The 109M-parameter ToE outperforms the 70B Med42, demonstrating that structured approaches substantially outperform general-purpose LLMs on structured prediction tasks.

Limitations & Future Work¶

Evidence unit granularity (1-hour windows, 3-sentence text segments) is predefined; different tasks may require different granularities.
Beam search yields heuristic rather than global optima, though the gap with exhaustive search is <0.001 AUROC at small \(k\).
Training modality-specific encoders and selectors is required in advance; the approach is not plug-and-play.
Validation at finer-grained evidence units (e.g., image pixel regions or waveform segments) has not been conducted.

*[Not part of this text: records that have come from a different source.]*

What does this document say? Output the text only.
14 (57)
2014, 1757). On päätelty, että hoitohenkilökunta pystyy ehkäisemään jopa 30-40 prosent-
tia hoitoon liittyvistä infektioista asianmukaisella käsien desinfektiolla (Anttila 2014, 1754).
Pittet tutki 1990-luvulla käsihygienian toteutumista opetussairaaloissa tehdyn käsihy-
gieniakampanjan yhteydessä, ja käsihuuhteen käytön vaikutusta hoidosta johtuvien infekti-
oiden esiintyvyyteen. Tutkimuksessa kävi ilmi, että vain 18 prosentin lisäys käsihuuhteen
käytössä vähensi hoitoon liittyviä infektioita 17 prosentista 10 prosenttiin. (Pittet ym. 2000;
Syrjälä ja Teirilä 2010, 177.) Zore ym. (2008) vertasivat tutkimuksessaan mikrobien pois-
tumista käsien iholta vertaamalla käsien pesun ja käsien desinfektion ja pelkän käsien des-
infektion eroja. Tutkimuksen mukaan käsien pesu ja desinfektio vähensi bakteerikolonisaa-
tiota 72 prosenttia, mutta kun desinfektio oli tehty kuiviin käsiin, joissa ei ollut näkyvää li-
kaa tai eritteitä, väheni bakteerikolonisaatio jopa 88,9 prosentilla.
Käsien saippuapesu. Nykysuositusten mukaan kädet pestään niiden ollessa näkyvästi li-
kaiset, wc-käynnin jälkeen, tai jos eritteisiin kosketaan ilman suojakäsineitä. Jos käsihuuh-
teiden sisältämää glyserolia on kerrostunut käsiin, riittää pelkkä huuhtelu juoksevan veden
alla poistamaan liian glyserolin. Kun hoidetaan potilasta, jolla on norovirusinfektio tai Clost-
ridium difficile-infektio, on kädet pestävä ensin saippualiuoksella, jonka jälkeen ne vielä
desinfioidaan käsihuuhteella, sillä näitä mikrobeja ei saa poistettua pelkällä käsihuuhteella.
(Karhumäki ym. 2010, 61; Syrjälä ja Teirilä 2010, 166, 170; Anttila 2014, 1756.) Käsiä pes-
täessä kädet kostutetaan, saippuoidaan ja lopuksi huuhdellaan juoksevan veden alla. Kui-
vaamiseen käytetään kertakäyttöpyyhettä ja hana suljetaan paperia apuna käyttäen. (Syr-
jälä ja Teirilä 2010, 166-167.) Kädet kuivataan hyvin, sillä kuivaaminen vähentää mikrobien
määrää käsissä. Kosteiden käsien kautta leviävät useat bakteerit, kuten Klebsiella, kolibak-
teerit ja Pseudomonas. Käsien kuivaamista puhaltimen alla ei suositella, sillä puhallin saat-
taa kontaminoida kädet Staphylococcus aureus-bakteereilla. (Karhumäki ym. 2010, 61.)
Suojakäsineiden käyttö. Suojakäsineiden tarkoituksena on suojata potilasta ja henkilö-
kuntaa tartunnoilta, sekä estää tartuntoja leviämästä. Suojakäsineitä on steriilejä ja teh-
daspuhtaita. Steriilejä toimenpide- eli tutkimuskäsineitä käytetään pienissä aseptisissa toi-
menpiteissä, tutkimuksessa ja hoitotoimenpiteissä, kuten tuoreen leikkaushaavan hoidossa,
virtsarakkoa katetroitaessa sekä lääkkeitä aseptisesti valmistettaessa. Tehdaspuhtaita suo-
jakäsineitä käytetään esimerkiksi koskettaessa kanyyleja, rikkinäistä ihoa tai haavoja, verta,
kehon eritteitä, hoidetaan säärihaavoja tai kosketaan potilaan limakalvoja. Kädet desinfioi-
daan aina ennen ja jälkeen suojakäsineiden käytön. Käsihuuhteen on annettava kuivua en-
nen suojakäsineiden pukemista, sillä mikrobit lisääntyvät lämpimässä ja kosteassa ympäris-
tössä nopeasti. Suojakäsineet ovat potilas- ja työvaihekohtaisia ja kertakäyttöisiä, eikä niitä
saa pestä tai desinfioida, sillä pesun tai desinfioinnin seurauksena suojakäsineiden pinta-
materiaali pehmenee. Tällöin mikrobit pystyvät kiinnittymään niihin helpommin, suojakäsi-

vs. LIME/SHAP: These are post-hoc approximations without hard selection mechanisms; ToE achieves substantially higher fidelity under sparse evidence budgets.
vs. Concept Bottleneck Models: CBMs require predefined concept annotations and perform static inference; ToE dynamically discovers evidence from learned representations.
vs. Tree-of-Thoughts: ToT searches in the token generation space; ToE searches in the evidence selection space.

Rating¶

Novelty: ⭐⭐⭐⭐⭐ First application of inference-time beam search to multimodal interpretability; the framework is complete and original.
Experimental Thoroughness: ⭐⭐⭐⭐⭐ Three datasets, 6 tasks, cross-center validation, and comparisons with LLMs and CBMs.
Writing Quality: ⭐⭐⭐⭐ The System 1/2 analogy is clear; method description is thorough.
Value: ⭐⭐⭐⭐ Provides a practical and auditable mechanism for deploying multimodal models in high-stakes domains.